К недоумению Моцарта, Ковалева его узнала и приняла без лишних вопросов, словно он и должен был явиться сюда и разделить с нею ее одинокое горе. Отчасти это затрудняло беседу: уйти, задав приготовленный еще накануне вопрос, было бы неприлично, а засиживаться – ни к чему. Разместившись на мягком уголке в гостиной, они начали с долгого молчания – будто почтили память того, чей портрет в траурной рамке висел на стене.
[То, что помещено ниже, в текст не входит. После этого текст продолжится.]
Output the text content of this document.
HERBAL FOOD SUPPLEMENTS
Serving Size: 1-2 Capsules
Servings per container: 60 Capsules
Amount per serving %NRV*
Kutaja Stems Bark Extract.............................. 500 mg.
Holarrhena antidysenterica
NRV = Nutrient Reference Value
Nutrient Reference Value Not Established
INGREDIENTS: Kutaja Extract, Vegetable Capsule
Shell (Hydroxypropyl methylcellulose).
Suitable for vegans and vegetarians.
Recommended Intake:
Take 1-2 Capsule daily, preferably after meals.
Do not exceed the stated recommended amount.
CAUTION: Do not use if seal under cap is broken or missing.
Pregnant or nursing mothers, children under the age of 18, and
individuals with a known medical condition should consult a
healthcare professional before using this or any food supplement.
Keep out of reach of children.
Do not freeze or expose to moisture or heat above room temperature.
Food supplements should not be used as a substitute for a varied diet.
– Инесса Владимировна, мне очень жаль, – заставил себя начать разговор Моцарт, – но я в самом деле ничем не мог помочь Юрию Николаевичу. По сути, повторная операция была не нужна.
– Да, мне говорил профессор Милованов.
– Вы знакомы с Вячеславом Анатольевичем?
– Это я просила его приехать.
– Вы?
– По совету генерала Епифанова.
Она вдруг улыбнулась одними губами, но в этом малозаметном движении губ Моцарт уловил насмешку и недоверчивость, даже ясновидение какое‑то, словно ей удалось предугадать его намерения: «Знаю, знаю, зачем ты пришел».
– Я думал, Милованов приехал в качестве эксперта прокуратуры. Он ведь специалист по внутриполостным огнестрельным ранениям.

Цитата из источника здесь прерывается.